Lorsque le Roi Soleil s’éteint en septembre 1715, il laisse son royaume dans une situation délicate. Les finances publiques, le commerce maritime et les colonies ont été très affectées par la guerre de succession d’Espagne (1701-1713), conflit qui a démontré que la balance des pouvoirs en Europe commence à pencher en faveur de la nation qui combine succès coloniaux et gestion efficace de sa dette, l’Angleterre.

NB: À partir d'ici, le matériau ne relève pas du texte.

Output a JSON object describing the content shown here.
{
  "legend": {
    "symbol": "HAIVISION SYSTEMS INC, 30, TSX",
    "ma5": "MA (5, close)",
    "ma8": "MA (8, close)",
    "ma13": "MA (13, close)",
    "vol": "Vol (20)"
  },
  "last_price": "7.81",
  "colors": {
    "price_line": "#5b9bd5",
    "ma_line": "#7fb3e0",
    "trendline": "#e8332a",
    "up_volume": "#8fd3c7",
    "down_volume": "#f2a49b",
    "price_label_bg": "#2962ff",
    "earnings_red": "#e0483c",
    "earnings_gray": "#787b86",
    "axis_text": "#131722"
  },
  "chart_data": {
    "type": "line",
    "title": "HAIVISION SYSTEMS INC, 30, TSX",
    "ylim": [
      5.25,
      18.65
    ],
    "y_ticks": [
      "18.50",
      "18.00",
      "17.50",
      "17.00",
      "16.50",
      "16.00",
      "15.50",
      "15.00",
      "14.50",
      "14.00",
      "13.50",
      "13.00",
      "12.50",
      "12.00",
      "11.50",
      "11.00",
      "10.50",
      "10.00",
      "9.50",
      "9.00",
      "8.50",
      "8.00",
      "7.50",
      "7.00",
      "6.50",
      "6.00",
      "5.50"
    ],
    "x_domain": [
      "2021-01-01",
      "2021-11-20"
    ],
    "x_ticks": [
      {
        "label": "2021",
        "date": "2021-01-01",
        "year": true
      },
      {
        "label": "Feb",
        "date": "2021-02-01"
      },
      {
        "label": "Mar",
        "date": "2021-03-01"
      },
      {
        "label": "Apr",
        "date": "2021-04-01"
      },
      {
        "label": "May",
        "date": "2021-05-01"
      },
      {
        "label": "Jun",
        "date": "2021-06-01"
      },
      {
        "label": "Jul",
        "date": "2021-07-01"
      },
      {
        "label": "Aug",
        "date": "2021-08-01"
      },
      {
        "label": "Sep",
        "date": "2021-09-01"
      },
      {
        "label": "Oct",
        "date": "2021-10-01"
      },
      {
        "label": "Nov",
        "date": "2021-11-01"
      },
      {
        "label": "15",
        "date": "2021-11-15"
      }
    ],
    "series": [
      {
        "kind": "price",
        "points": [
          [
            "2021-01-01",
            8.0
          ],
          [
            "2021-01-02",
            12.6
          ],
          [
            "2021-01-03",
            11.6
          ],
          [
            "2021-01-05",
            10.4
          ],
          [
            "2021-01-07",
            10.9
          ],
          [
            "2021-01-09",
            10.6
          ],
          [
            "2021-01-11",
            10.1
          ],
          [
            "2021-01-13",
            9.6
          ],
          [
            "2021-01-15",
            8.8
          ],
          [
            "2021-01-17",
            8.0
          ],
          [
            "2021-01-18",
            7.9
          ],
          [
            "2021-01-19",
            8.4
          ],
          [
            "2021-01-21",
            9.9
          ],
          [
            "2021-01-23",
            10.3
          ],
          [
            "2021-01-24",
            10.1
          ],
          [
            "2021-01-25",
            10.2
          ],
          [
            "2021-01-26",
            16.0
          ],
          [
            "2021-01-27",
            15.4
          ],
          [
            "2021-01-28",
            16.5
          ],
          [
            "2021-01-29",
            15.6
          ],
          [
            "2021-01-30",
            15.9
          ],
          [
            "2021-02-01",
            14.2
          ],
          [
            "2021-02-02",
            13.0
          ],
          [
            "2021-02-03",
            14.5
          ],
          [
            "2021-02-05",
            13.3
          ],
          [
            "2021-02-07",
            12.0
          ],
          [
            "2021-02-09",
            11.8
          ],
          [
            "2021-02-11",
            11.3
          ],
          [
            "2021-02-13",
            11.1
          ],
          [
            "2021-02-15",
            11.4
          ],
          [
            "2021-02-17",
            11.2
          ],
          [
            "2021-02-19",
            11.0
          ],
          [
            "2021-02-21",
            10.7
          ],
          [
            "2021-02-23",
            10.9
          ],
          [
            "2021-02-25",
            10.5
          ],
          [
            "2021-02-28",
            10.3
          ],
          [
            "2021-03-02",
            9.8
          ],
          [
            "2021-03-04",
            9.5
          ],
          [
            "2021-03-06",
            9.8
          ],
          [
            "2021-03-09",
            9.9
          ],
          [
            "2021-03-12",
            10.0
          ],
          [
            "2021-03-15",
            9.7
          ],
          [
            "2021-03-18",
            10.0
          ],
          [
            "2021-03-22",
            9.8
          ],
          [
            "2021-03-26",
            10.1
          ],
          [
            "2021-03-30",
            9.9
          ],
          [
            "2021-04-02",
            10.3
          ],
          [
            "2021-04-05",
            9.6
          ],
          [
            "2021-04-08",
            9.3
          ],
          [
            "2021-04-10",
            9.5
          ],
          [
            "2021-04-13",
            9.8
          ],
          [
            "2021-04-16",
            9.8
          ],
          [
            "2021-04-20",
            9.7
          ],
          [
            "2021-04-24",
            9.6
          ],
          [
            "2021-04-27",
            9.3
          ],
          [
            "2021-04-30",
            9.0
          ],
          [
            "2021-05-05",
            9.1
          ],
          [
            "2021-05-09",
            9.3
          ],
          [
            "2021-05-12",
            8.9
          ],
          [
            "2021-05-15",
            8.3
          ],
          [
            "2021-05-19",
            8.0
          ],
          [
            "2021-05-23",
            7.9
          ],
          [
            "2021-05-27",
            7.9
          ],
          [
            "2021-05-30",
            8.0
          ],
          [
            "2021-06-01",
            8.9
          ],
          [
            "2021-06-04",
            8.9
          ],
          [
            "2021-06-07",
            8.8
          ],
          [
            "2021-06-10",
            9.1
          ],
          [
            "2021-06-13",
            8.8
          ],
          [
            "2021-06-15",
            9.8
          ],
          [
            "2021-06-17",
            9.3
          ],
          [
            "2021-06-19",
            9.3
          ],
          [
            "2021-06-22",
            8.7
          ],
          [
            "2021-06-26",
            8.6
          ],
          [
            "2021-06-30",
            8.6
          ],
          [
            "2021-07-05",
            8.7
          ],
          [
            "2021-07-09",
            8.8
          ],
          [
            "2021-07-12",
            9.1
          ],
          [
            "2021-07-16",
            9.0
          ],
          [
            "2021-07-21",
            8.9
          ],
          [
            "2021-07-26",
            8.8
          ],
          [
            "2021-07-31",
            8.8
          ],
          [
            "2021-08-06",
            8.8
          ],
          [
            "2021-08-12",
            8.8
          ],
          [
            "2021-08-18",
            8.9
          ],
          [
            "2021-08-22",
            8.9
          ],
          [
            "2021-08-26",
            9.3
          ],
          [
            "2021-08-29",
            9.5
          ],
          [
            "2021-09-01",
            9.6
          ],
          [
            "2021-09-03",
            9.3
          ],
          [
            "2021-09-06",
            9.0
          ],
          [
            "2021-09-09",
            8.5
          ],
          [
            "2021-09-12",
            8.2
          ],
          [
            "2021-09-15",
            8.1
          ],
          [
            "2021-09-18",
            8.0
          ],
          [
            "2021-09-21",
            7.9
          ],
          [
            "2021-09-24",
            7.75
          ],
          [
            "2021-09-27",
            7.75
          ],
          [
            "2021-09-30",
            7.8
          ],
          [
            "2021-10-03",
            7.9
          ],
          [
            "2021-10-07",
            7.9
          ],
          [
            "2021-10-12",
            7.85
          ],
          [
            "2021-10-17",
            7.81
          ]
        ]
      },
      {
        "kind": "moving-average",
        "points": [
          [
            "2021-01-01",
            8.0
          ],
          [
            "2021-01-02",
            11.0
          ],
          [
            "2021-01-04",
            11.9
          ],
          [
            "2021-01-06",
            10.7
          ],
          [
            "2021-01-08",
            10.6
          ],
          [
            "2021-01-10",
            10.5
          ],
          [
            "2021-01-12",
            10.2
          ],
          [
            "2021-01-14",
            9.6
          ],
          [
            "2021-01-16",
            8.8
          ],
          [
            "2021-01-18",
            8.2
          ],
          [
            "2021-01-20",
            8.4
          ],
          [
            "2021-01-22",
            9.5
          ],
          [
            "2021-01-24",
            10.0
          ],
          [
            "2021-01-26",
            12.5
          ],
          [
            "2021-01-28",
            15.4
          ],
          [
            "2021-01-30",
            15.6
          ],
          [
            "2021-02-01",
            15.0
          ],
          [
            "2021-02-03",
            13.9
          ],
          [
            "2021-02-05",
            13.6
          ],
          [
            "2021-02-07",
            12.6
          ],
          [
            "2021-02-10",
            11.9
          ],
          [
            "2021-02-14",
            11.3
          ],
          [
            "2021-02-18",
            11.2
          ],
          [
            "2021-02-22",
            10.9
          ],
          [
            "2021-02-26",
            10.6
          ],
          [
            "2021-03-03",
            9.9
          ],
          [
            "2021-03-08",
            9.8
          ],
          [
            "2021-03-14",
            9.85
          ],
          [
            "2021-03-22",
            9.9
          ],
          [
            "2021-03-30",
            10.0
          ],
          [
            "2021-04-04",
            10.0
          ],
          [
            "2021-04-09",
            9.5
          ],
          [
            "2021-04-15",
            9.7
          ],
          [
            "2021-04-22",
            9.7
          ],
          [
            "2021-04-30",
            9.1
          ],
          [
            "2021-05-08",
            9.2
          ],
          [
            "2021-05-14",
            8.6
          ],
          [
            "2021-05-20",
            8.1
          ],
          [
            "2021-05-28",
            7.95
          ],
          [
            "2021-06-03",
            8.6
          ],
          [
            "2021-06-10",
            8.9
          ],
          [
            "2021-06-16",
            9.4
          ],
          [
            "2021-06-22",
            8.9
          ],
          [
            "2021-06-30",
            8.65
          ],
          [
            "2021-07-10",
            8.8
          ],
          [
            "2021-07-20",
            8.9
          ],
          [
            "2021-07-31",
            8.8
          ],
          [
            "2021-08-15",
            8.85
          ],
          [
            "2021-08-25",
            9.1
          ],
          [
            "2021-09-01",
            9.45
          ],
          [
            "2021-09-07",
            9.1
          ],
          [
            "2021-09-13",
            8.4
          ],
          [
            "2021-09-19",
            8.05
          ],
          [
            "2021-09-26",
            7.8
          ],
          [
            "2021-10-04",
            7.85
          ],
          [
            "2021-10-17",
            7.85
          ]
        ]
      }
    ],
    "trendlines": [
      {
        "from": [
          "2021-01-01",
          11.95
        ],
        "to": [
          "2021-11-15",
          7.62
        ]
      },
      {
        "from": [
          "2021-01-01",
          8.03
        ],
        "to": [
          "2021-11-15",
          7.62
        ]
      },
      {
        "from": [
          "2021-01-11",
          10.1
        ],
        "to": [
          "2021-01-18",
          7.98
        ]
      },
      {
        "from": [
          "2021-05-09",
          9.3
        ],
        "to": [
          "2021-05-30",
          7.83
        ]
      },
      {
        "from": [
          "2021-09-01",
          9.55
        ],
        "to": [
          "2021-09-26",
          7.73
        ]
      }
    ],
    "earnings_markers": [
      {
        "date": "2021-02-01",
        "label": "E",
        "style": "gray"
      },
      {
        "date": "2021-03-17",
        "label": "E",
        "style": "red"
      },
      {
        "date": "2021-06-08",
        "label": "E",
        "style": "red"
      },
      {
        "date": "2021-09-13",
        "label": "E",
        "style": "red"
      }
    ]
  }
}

Pour faire face à cette rivalité et redresser la France, le Régent Philippe d’Orléans (1674-1723) s’adjoint les services de l’aventurier et économiste écossais John Law (1671-1729). En 1716, ce dernier crée une banque et un papier-monnaie, puis en 1717 la Compagnie d’Occident, société par actions qui doit coloniser la Louisiane et éponger la dette de l’État.
La Louisiane fantasmée
La Louisiane désigne à l’époque un vaste espace allant des Grands Lacs d’Amérique du Nord jusqu’à l’embouchure du Mississippi. Grâce aux expéditions de Pierre Le Moyne d’Iberville (1661-1706), ce territoire mal connu est cartographié par Nicolas de Fer et Guillaume Delisle, ce qui n’empêche pas certains mythes de persister, comme celui de l’existence d’une « Mer de l’Ouest » qui permettrait de gagner le Pacifique par le Missouri. La Louisiane française est peu peuplée et mal approvisionnée sous le régime d’Antoine Crozat, jusqu’à ce qu’en 1718 la Compagnie d’Occident en récupère l’exploitation. Pour susciter l’intérêt vis-à-vis de cette région et de ses propres activités, l’entreprise se lance dans une intense propagande : des textes présentent la Louisiane comme un paradis terrestre ; de nouvelles cartes, faisant état de richesses fabuleuses, sont produites par Delisle et de Fer, ainsi que des gravures, comme celle de François-Gérard Jollain avec ses indiens pacifiques, un grand négoce et une ville fortifiée dans une scène de pure fiction. L’activité de la Compagnie se développe et beaucoup de particuliers achètent ses actions contre les titres de la dette française qu’ils possèdent, ce qui soulage l’État en diminuant son fardeau financier.
Le Léviathan économique
La Compagnie d’Occident obtient en septembre 1718 le monopole d’importation, de transformation et de vente du tabac en France, une activité très lucrative. Elle absorbe également d’autres compagnies de commerce, comme celles du Sénégal et de Guinée, qui pratiquent la traite négrière, ainsi que celles des Indes orientales et de la Chine. Cet immense conglomérat prend en mai 1719 le nom de Compagnies des Indes et Law décide en août de la même année de convertir l’intégralité de la dette publique en actions de l’entreprise. Ce n’est donc plus l’État royal mais cette dernière qui a désormais en charge sa gestion. La Compagnie obtient d’autres prérogatives régaliennes, comme le monopole de la fabrication des monnaies et le recouvrement des impôts indirects. Elle est alors au cœur d’une stratégie commerciale et impériale : des dizaines de navires et plusieurs milliers de colons arrivent en Louisiane ; le coton, le tabac et l’indigo se développent sur des plantations esclavagistes au sud, tandis qu’au nord des fermiers produisent des céréales et que des mineurs exploitent les gisements de galène (plomb et argent) du pays des Illinois. La Compagnie fait également venir des ouvriers qualifiés d’Angleterre pour construire et développer des manufactures et des arsenaux. Elle contrôle certains prix, réquisitionne des navires et tend à se substituer à l’État royal, les corps intermédiaires et les ministères n’assurant plus qu’un rôle de figuration.
L’effondrement final
Mais alors que John Law est devenu Contrôleur général des finances en janvier 1720, autrement dit principal ministre, les choses s’emballent : une intense spéculation propulse les actions de la Compagnie, d’une valeur initiale de 500 livres, à plus de 10 000. De nombreux actionnaires décident alors de convertir leurs titres financiers en espèces, ce qui a pour conséquence de vider les caisses de la banque et de faire sortir les métaux précieux du royaume. Pour tenter de mettre un terme au phénomène, John Law et le Régent décident de diminuer arbitrairement le prix des actions de la Compagnie. La panique s’empare des spéculateurs. À l’été 1720 le prix des actions s’effondre, les billets de banque sont démonétisés, les instruments classiques de la dette publique reviennent. Law, plusieurs fois menacé physiquement et isolé politiquement, quitte le royaume en décembre 1720. Il n’y reviendra plus et mourra à Venise en 1729. La Compagnie des Indes, quant à elle, perd ses activités régaliennes et passe sous contrôle privé dans les mois suivants, mais continue à assurer une partie du commerce colonial français, notamment en Louisiane, jusqu’en 1769.